Still, I bought a packet. I figured I was different.

This is the crazy thing about people who smoke: we can find so many justifications and reasons not to be bothered about it. Enough people have grandparents who smoked for 90 years and then got hit by a bus to permanently raise the life expectancy a good bit. Truth be told, I think we’re all terror-fatigued. We’ve been taught about it at school, there are loads of adverts in all kinds of different settings, the prices have always gone up, there’re warning labels on packets, it’s banned indoors, and we’re consistently told it’s the worst thing and we’re horrible people for doing it. There’s a reason cool people in movies still smoke: it is the pinnacle of not caring. Maybe people need to reevaluate their choices, and policy makers need to rethink how to reach everyone. Selling the “cigarettes are super heroin” campaign doesn’t work when people who smoke are good at justifying and reasoning away all the issues.

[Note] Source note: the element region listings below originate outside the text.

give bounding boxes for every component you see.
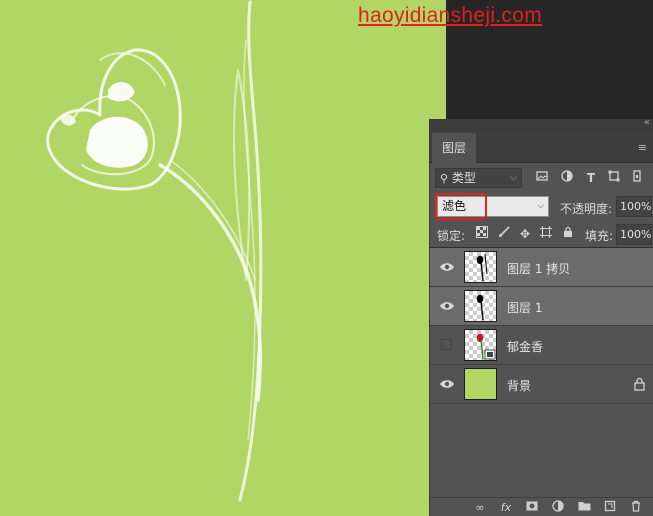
link-icon[interactable]: ∞ [472,500,488,516]
lock-paint-icon[interactable] [496,226,512,242]
tab-layers[interactable]: 图层 [432,133,476,164]
tulip-artwork [46,0,263,502]
adjustment-filter-icon[interactable] [558,169,576,187]
panel-menu-icon[interactable]: ≡ [638,141,647,154]
lock-transparent-icon[interactable] [474,226,490,242]
eye-icon[interactable] [439,260,455,274]
lock-icon [634,377,645,391]
fill-field[interactable]: 100% [616,224,652,245]
layers-list: 图层 1 拷贝 图层 1 郁金香 背景 [430,247,653,404]
folder-icon[interactable] [576,500,592,516]
shape-filter-icon[interactable] [605,169,623,187]
lock-artboard-icon[interactable] [538,226,554,242]
layer-name: 图层 1 拷贝 [507,262,571,276]
layer-name: 图层 1 [507,301,543,315]
layer-name: 背景 [507,379,532,393]
lock-position-icon[interactable]: ✥ [517,226,533,242]
smart-object-filter-icon[interactable] [628,169,646,187]
blend-row: 滤色 ⌵ 不透明度: 100% [430,193,653,220]
adjustment-icon[interactable] [550,500,566,516]
visibility-toggle[interactable] [441,339,452,350]
collapse-icon[interactable]: « [644,117,650,128]
fx-icon[interactable]: fx [498,500,514,516]
blend-mode-value: 滤色 [442,199,467,213]
lock-label: 锁定: [437,229,466,243]
panel-header-bar: « [430,117,653,131]
search-icon: ⚲ [440,172,449,185]
layer-row[interactable]: 背景 [430,365,653,404]
opacity-field[interactable]: 100% [616,196,652,217]
lock-row: 锁定: ✥ 填充: 100% [430,221,653,247]
watermark-text: haoyidiansheji.com [358,4,543,27]
fill-label: 填充: [585,229,614,243]
layer-row[interactable]: 图层 1 拷贝 [430,248,653,287]
layer-row[interactable]: 图层 1 [430,287,653,326]
chevron-down-icon: ⌵ [510,173,517,183]
filter-row: ⚲ 类型 ⌵ T [430,164,653,190]
layer-thumbnail [464,290,497,322]
filter-type-label: 类型 [451,171,476,185]
layer-thumbnail [464,251,497,283]
layer-row[interactable]: 郁金香 [430,326,653,365]
panel-footer: ∞ fx [430,497,653,516]
layer-name: 郁金香 [507,340,544,354]
opacity-label: 不透明度: [560,202,613,216]
lock-all-icon[interactable] [560,226,576,242]
new-layer-icon[interactable] [602,500,618,516]
layer-thumbnail [464,329,497,361]
chevron-down-icon: ⌵ [537,201,544,211]
type-filter-icon[interactable]: T [582,169,600,187]
eye-icon[interactable] [439,299,455,313]
layer-filter-select[interactable]: ⚲ 类型 ⌵ [435,168,522,188]
trash-icon[interactable] [628,500,644,516]
blend-mode-select[interactable]: 滤色 ⌵ [437,196,549,217]
layer-thumbnail [464,368,497,400]
image-filter-icon[interactable] [533,169,551,187]
mask-icon[interactable] [524,500,540,516]
panel-tab-bar: 图层 ≡ [430,131,653,164]
eye-icon[interactable] [439,377,455,391]
document-canvas[interactable] [0,0,446,516]
layers-panel: « 图层 ≡ ⚲ 类型 ⌵ T 滤色 ⌵ 不透明度: 100% 锁定: ✥ 填充… [429,117,653,516]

At any rate, current plans to cut down on people smoking have been moderately successful but are struggling to reach below 20%. Part of the reason is that those 20% think they are irredeemable.

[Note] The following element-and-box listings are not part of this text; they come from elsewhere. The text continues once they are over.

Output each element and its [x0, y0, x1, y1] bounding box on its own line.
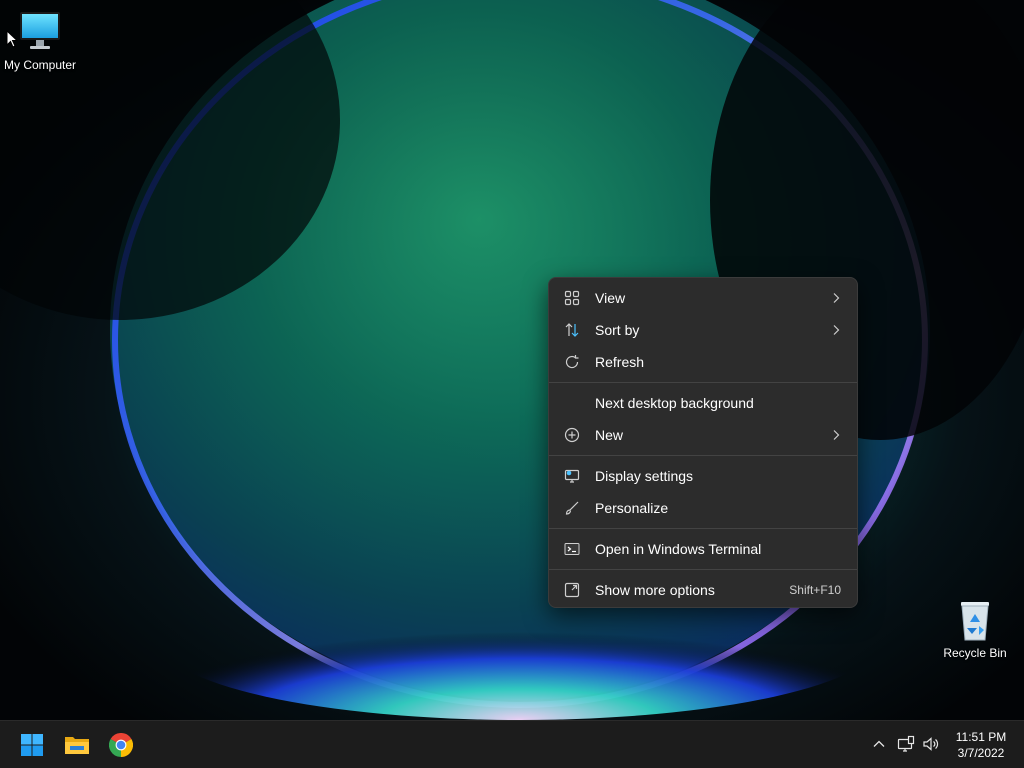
- menu-item-display-settings[interactable]: Display settings: [553, 460, 853, 492]
- brush-icon: [563, 499, 581, 517]
- mouse-cursor: [6, 30, 18, 48]
- chevron-right-icon: [833, 325, 840, 335]
- network-icon: [897, 735, 915, 752]
- menu-item-label: Sort by: [595, 322, 640, 338]
- chevron-right-icon: [833, 293, 840, 303]
- menu-item-view[interactable]: View: [553, 282, 853, 314]
- recycle-bin-icon: [951, 596, 999, 644]
- plus-circle-icon: [563, 426, 581, 444]
- expand-icon: [563, 581, 581, 599]
- menu-item-label: Refresh: [595, 354, 645, 370]
- menu-item-label: New: [595, 427, 624, 443]
- recycle-bin-label: Recycle Bin: [943, 646, 1007, 660]
- volume-icon: [923, 737, 939, 751]
- menu-item-label: Show more options: [595, 582, 715, 598]
- menu-item-personalize[interactable]: Personalize: [553, 492, 853, 524]
- my-computer-label: My Computer: [3, 58, 77, 72]
- keyboard-shortcut: Shift+F10: [789, 583, 841, 597]
- network-button[interactable]: [895, 733, 917, 755]
- menu-separator: [549, 382, 857, 383]
- menu-separator: [549, 528, 857, 529]
- taskbar: 11:51 PM 3/7/2022: [0, 720, 1024, 768]
- refresh-icon: [563, 353, 581, 371]
- desktop-wallpaper: [0, 0, 1024, 720]
- file-explorer-button[interactable]: [59, 727, 95, 763]
- volume-button[interactable]: [920, 733, 942, 755]
- menu-item-sort-by[interactable]: Sort by: [553, 314, 853, 346]
- display-settings-icon: [563, 467, 581, 485]
- monitor-icon: [16, 8, 64, 56]
- desktop[interactable]: My Computer Recycle Bin View Sort by Ref…: [0, 0, 1024, 768]
- chevron-right-icon: [833, 430, 840, 440]
- grid-icon: [563, 289, 581, 307]
- clock-date: 3/7/2022: [957, 746, 1005, 760]
- terminal-icon: [563, 540, 581, 558]
- menu-item-refresh[interactable]: Refresh: [553, 346, 853, 378]
- clock-time: 11:51 PM: [955, 730, 1007, 744]
- sort-icon: [563, 321, 581, 339]
- menu-item-show-more-options[interactable]: Show more options Shift+F10: [553, 574, 853, 606]
- taskbar-clock[interactable]: 11:51 PM 3/7/2022: [946, 727, 1016, 763]
- menu-item-new[interactable]: New: [553, 419, 853, 451]
- desktop-context-menu: View Sort by Refresh Next desktop backgr…: [548, 277, 858, 608]
- menu-item-label: View: [595, 290, 626, 306]
- folder-icon: [65, 737, 89, 754]
- menu-item-label: Display settings: [595, 468, 694, 484]
- menu-separator: [549, 455, 857, 456]
- menu-separator: [549, 569, 857, 570]
- windows-logo-icon: [21, 734, 43, 756]
- recycle-bin-shortcut[interactable]: Recycle Bin: [935, 596, 1015, 660]
- menu-item-next-desktop-background[interactable]: Next desktop background: [553, 387, 853, 419]
- start-button[interactable]: [14, 727, 50, 763]
- menu-item-label: Open in Windows Terminal: [595, 541, 762, 557]
- chevron-up-icon: [873, 740, 885, 747]
- show-hidden-icons-button[interactable]: [868, 733, 890, 755]
- chrome-icon: [109, 733, 133, 757]
- chrome-button[interactable]: [103, 727, 139, 763]
- menu-item-open-in-terminal[interactable]: Open in Windows Terminal: [553, 533, 853, 565]
- menu-item-label: Next desktop background: [595, 395, 754, 411]
- menu-item-label: Personalize: [595, 500, 669, 516]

Truth is, there are various thoughts on how real addiction is. The way I see it, it is totally fightable. It is not a disease, it is a personality flaw. Once you notice that you regain some agency. People who’ve done it all their lives find the strength to quit. I’ve found that I do care a bit too much to keep it up. I’m not like a cool guy in a movie. I’m not one of the different people who live to a hundred years old on rare steak and sniffing whiteboard pens. Chances are good that I’m just as fragile as 99% of the rest of this planet and therefore I made a deal.

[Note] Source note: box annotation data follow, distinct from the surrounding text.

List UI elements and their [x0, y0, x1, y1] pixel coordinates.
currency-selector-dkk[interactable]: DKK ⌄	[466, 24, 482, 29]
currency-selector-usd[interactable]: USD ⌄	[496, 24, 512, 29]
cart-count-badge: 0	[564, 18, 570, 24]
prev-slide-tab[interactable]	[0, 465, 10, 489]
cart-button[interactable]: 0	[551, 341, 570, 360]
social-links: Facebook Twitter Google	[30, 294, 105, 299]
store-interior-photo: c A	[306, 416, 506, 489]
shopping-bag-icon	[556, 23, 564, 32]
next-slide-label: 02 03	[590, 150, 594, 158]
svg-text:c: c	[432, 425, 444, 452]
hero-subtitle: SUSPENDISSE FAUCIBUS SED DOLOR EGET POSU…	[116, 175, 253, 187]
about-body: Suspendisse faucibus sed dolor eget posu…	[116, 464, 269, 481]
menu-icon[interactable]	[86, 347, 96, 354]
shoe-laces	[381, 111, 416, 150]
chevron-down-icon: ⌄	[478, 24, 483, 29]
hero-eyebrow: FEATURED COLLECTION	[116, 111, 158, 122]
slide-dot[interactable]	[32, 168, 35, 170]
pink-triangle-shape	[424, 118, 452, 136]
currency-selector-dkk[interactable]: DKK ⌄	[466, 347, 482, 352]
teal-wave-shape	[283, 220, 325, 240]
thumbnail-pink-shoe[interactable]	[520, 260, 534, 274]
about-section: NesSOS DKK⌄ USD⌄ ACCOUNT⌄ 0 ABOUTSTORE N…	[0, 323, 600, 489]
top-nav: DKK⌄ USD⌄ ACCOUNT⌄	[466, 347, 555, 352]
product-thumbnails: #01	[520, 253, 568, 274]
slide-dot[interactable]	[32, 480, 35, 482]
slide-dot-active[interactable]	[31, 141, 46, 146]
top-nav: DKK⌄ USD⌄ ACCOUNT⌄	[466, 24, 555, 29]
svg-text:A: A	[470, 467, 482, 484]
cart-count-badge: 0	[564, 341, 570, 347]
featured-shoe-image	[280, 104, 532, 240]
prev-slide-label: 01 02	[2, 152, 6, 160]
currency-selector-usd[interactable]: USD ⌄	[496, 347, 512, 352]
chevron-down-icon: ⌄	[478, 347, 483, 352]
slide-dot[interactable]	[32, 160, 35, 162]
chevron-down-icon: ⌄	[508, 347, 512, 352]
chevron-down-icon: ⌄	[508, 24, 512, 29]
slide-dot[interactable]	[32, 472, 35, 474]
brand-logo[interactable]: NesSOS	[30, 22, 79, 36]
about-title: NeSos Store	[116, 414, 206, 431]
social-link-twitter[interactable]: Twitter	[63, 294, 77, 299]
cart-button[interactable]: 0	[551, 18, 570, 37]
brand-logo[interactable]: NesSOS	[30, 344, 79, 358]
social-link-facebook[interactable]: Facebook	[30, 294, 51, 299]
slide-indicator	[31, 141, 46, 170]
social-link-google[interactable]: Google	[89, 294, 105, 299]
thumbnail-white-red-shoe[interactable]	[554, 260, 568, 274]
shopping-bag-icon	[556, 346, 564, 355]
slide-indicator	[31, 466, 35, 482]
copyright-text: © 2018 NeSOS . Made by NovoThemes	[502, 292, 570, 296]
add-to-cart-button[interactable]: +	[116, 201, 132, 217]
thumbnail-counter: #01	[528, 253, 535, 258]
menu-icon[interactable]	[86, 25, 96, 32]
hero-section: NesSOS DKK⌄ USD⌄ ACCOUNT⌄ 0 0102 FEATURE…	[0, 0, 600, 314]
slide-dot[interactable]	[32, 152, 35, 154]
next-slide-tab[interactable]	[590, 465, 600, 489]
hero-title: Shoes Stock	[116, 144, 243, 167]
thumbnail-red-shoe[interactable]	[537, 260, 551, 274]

The cigarette voice keeps it down and stops shouting and whimpering and I throw it the occasional. I always preferred it more as a social thing anyway. Sometimes you just need a good excuse to go outside and get a few minutes away from everything. Sometimes it’s good to get away from a 15-person conversation and break off to chat with a couple of people. The negotiation with the cigarette voice has been difficult and fraught with breaches. At least I know that I’ve beaten it down to about 1 or 2 a day on average. With the occasional ‘extinction burst’ where I get a whole pack and tan it in an evening.

I’ve tried to be honest here. Truth is, cigarette smoking is this crazy thing that I think everyone who does it hates, loves, and hates in equal measure. That’s definitely how I feel about it. On the one hand, it made me get out more and got me into loads of conversations I’d never have had otherwise, on the other I have sometimes spent a ridiculous amount of my monthly earnings on it with no lasting effect. It is the definition of consumptive. It’s good that it gives me something to do in my free time, everybody needs an occupation, but it’s bad because I could be doing almost anything more productive with the time. It’s nice that it provides milestones of the passing day: wake up, cigarette, breakfast, cigarette, going to work, cigarette, at work for four hours before coffee break, cigarette, back to work until lunch, cigarette, finish day, cigarette, pub with the colleagues, cigarette cigarette cigarette cigarette, home, cigarette, dinner, cigarette, sex, cigarette, Netflix, cigarette. On the other hand that’s an insane way to measure time, and that’s on a below average day. It’s terrible, it’s great, it’s terrible.

In conclusion, the writer of this piece cannot be held accountable for any desire to try tobacco. In fact I’d say it’s a pretty bad idea, hence why I’m cutting down and fairly happy with the result. Then again, can non-smokers try not being dicks about it because it’s really very unhelpful when you make out like having one of them ever will make you into some kind of degenerate. Nothing has that much power unless you give it that much power and claiming it has some insane amount of power makes it seem irresistible. It’s my dirty little occasional habit. It’s kind of gross yet kind of sexy but mostly awful.

Just to reiterate the message we all must stick to with my own flair: If you don’t smoke; don’t start. If you do it occasionally; probably best to keep it limited. If you smoke hundreds a day; hope you have fun with it but maybe eat some fruit from time to time.

Seriously, apparently eating carrots stops lung cancer. Maybe take it with a pinch of salt.